Answering the Daily’s questions about investment before launch of the White Book 2012, the EuroCham Chairman Cany said EuroCham believed that whilst there may be an impact from external factors, such as "imported" inflation and the current Eurozone debt crisis, many of the reasons for European investors’ declining FDI in Vietnam were to be found in the aforesaid structural issues, besides the lower-than-expected performance of State-owned enterprises. 

“Overall, we can see that Vietnam’s current woes, combined with a difficult macroeconomic situation in Europe and beyond, have caused many investors to review their predictions of the country's prospects,” EuroCham Executive Director Dühn said. “The long-standing issues mentioned above as well as lack of reforms in the education sector and infrastructure bottlenecks are now being raised and seen as a serious obstacle much more than before. Other ASEAN countries, such as Indonesia, may soon overtake Vietnam in terms of competitiveness if these fundamental issues are not addressed quickly.” 

In addition to addressing the issues mentioned above, Dühn said EuroCham also expected that an EU-Vietnam free trade agreement would help increase European investment in both quantity and quality. 

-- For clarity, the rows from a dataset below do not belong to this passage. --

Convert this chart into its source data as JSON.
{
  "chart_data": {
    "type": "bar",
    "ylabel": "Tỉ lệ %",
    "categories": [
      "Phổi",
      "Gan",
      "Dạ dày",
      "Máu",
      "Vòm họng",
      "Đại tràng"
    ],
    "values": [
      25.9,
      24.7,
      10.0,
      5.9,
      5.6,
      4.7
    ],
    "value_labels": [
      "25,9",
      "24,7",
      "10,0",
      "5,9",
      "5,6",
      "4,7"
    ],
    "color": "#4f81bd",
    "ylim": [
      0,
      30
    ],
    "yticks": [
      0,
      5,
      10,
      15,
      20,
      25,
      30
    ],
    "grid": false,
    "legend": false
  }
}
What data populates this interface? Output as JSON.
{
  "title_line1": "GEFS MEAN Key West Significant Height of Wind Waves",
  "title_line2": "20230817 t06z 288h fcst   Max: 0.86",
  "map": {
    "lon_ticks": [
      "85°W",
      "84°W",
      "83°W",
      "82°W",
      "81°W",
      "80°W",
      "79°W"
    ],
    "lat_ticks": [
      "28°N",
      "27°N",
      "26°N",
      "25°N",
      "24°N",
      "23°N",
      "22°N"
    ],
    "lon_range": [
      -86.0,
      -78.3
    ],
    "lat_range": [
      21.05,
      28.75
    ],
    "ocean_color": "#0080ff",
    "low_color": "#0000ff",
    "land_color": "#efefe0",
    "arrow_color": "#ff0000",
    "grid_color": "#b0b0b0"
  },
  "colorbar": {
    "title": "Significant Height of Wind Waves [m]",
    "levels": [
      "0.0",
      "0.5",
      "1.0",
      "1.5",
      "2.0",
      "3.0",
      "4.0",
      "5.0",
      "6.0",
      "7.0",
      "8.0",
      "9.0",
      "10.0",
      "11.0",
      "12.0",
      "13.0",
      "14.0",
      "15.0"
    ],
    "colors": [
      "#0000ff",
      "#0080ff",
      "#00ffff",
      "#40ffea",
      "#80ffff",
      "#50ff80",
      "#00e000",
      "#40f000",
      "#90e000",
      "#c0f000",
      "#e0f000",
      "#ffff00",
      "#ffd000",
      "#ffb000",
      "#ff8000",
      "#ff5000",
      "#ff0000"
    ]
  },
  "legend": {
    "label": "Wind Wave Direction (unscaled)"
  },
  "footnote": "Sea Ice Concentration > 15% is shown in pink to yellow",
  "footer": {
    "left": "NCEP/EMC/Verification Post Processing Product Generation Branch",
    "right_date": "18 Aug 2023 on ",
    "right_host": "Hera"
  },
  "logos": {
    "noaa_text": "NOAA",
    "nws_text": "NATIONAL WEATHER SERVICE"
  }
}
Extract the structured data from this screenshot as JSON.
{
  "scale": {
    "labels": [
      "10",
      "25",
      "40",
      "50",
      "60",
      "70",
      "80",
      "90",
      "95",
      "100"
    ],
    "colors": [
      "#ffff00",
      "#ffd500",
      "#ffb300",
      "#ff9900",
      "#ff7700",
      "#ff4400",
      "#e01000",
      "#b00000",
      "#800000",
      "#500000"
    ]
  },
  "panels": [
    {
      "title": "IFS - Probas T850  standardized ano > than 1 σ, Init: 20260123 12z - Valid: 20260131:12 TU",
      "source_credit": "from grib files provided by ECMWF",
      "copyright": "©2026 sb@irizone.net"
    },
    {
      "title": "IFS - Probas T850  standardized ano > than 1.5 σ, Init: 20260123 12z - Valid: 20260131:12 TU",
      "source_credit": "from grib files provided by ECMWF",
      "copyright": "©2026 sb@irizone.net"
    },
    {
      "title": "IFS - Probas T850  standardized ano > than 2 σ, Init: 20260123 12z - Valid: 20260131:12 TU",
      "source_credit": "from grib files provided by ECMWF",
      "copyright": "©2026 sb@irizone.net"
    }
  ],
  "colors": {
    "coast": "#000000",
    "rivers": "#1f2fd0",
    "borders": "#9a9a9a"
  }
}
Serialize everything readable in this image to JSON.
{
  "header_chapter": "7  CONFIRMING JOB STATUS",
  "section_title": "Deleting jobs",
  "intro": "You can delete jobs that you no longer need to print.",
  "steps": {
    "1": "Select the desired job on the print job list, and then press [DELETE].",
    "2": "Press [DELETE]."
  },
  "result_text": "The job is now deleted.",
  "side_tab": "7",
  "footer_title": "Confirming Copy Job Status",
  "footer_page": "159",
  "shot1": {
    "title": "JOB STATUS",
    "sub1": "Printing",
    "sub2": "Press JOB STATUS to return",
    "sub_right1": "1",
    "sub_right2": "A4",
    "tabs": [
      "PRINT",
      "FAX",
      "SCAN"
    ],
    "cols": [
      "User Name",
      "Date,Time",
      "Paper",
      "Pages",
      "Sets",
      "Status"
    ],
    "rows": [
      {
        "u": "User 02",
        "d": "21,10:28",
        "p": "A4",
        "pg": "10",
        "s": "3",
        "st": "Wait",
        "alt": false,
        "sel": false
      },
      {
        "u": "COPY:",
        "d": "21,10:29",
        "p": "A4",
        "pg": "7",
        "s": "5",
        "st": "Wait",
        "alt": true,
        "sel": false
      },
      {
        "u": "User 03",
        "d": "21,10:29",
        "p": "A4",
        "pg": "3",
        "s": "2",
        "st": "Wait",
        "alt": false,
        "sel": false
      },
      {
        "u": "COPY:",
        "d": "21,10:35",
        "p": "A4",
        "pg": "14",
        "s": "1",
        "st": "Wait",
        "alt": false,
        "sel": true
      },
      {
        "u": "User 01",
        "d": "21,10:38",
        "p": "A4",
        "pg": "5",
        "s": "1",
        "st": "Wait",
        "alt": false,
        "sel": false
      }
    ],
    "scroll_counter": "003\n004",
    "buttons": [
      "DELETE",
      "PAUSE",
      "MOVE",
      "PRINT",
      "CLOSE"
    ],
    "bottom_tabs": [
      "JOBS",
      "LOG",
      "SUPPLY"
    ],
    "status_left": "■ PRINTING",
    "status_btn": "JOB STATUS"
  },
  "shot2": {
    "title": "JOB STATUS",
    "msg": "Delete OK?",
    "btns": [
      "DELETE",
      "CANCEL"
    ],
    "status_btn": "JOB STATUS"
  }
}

“EU enterprises will increasingly perceive Vietnam as their ASEAN hub or even headquarters, from which they can service efficiently both ASEAN markets and neighboring countries like Japan, China and India,” Dühn said.

Such an FTA will enable Vietnam to benefit from high-quality imports and increased technology transfer. Increased high-quality imports will in turn help upgrade the quality of Vietnam’s exports so that Vietnamese enterprises will be able to improve their competitiveness in the long term. But, EuroCham urged efficient enforcement of intellectual property rights protection to encourage companies to transfer their technology and high-tech knowledge to this country.

Therefore, Dühn said EuroCham believed that now is the time to kick off official negotiations to conclude the FTA after more than 20 months since the first talks between the EU and Vietnam. He added EuroCham was ready to advice on specific contents of a future FTA and assist the authorities with the recommendations from the private sector side.